(no title)
jaschasd | 2 years ago
For experiments 1 through 4, N was 38, 389, 396, and 389. The subjects were not undergrad psych students.
The article linked in the parent comment does not correspond to any experiment in the blog post or the Nature Comms paper.
godelski|2 years ago
> __Experiment 1__ included 38 participants with normal or corrected vision. Participants gave informed consent and were awarded reasonable compensation for their time and effort. Participants were recruited from our institute but were not involved in any projects with the research team. __Experiment 1 control__ (i.e., Experiment SI-5) included 50 participants recruited from an online rating platform. For __Experiments 2–5__, we performed psychophysics experiments using an online rating platform. In each experimental condition, approximately 100 participants were recruited to participate in the task (see Supplementary Table 18 for the exact number). No statistical method was used to predetermine the number of participants, but the sample size was decided to be comparable to that used in previous similar studies. Participants received compensation in the range of $8–$15 per hour based on the expected difficulty of the task. No sex or age information was gathered from the participants for all our studies. Our participants were all located in North America and were financially compensated for their participation. __We excluded participants if__ they were not engaged in the task, as assessed using randomly placed catch trials with an unambiguous answer (e.g., pairing an unperturbed dog image with a cat image and asking which image is more cat-like). If a participant failed one catch trial for Experiments 2, 3, and 5, or two catch trials for Experiment 4, the task automatically terminated and their data was not analyzed.
Parent's numbers are specifically drawn from Figure 3 caption. (Some text may not format correctly.
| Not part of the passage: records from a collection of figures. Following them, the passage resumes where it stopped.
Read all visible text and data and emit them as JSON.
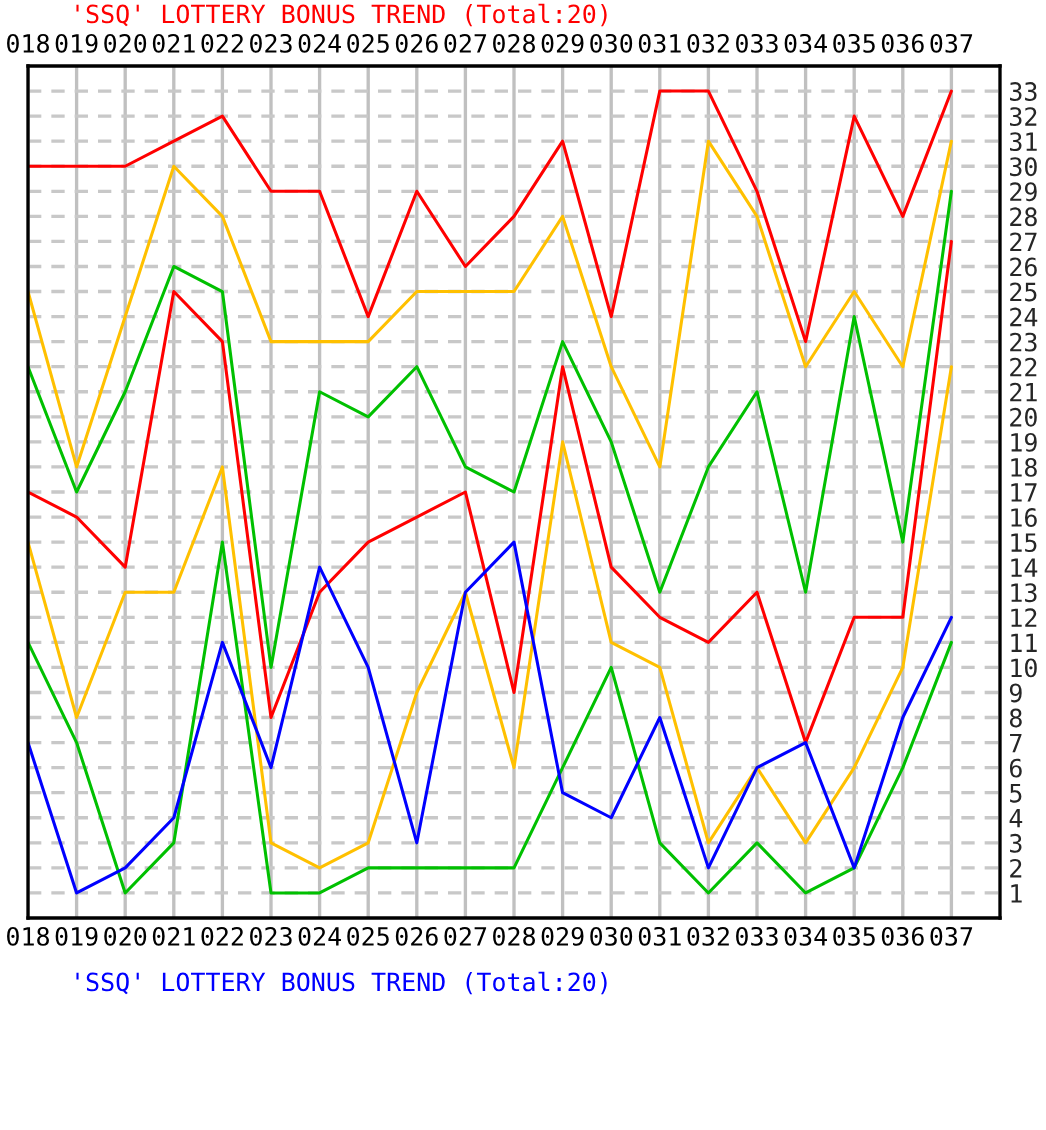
{
  "chart_data": {
    "type": "line",
    "title": "'SSQ' LOTTERY BONUS TREND (Total:20)",
    "annotations": [
      "'SSQ' LOTTERY BONUS TREND (Total:20)"
    ],
    "categories": [
      "018",
      "019",
      "020",
      "021",
      "022",
      "023",
      "024",
      "025",
      "026",
      "027",
      "028",
      "029",
      "030",
      "031",
      "032",
      "033",
      "034",
      "035",
      "036",
      "037"
    ],
    "series": [
      {
        "color": "#ff0000",
        "values": [
          30,
          30,
          30,
          31,
          32,
          29,
          29,
          24,
          29,
          26,
          28,
          31,
          24,
          33,
          33,
          29,
          23,
          32,
          28,
          33
        ]
      },
      {
        "color": "#ffc000",
        "values": [
          25,
          18,
          24,
          30,
          28,
          23,
          23,
          23,
          25,
          25,
          25,
          28,
          22,
          18,
          31,
          28,
          22,
          25,
          22,
          31
        ]
      },
      {
        "color": "#00c000",
        "values": [
          22,
          17,
          21,
          26,
          25,
          10,
          21,
          20,
          22,
          18,
          17,
          23,
          19,
          13,
          18,
          21,
          13,
          24,
          15,
          29
        ]
      },
      {
        "color": "#ff0000",
        "values": [
          17,
          16,
          14,
          25,
          23,
          8,
          13,
          15,
          16,
          17,
          9,
          22,
          14,
          12,
          11,
          13,
          7,
          12,
          12,
          27
        ]
      },
      {
        "color": "#ffc000",
        "values": [
          15,
          8,
          13,
          13,
          18,
          3,
          2,
          3,
          9,
          13,
          6,
          19,
          11,
          10,
          3,
          6,
          3,
          6,
          10,
          22
        ]
      },
      {
        "color": "#00c000",
        "values": [
          11,
          7,
          1,
          3,
          15,
          1,
          1,
          2,
          2,
          2,
          2,
          6,
          10,
          3,
          1,
          3,
          1,
          2,
          6,
          11
        ]
      },
      {
        "color": "#0000ff",
        "values": [
          7,
          1,
          2,
          4,
          11,
          6,
          14,
          10,
          3,
          13,
          15,
          5,
          4,
          8,
          2,
          6,
          7,
          2,
          8,
          12
        ]
      }
    ],
    "ylim": [
      0,
      34
    ],
    "yticks": [
      1,
      2,
      3,
      4,
      5,
      6,
      7,
      8,
      9,
      10,
      11,
      12,
      13,
      14,
      15,
      16,
      17,
      18,
      19,
      20,
      21,
      22,
      23,
      24,
      25,
      26,
      27,
      28,
      29,
      30,
      31,
      32,
      33
    ],
    "grid": true,
    "marker": "none",
    "line_style": "solid"
  }
}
Apologies if I didn't catch)
> a Participants are shown two perturbations of the same image, of true class T, and are asked to select the image which is more like an instance of some adversarial class A. The image pair remains visible until a choice is made. b One of the two choices is an adversarial perturbation that increases the probability of classifying the image as A, denoted A↑. Experiment 2: T = A; the second image is perturbed to be less A-like, denoted A↓. Experiment 3: T ≠ A; the second image is formed by adding a right-left flipped version of the adversarial perturbation, which controls for the magnitude of the perturbation while removing the image-to-perturbation correspondence. Experiment 4: T ≠ A; the second image is an adversarial perturbation toward a third class , denoted . c We show examples of adversarial images which empirically yielded human responses consistent with those of the ANN (indicated by the red box) for ϵ = 2 and 16, corresponding to the lowest and largest perturbation magnitudes used in these experiments. Example images in (a–c) are obtained from the Microsoft COCO dataset62 and OpenImages dataset63; images in (a, b, and c) left are used for illustration outside of our stimulus set due to license limitations. d Box plots (same convention as Fig. 2c) quantifying participant bias toward A↑ (where A = T for Experiment 2 and A ≠ T for Experiments 3 and 4), as a function of ϵ for four different conditions (each a different adversarial class A) collected from n=389 participants for Experiment 2 (cat n = 100, dog n = 100, bird n = 90, bottle n = 99), n = 396 participants for Experiment 3 (cat n = 96, dog n = 100, bird n = 101, bottle n = 99) and n = 389 independent participants for Experiment 4 (sheep vs chair n = 97, dog vs bottle n = 99, cat vs truck n = 98, elephant vs clock n = 94). The red points (with ± 1 SE bars) indicate the mean across conditions. The black dashed line indicates the performance of a random strategy that is insensitive to the adversarial perturbations.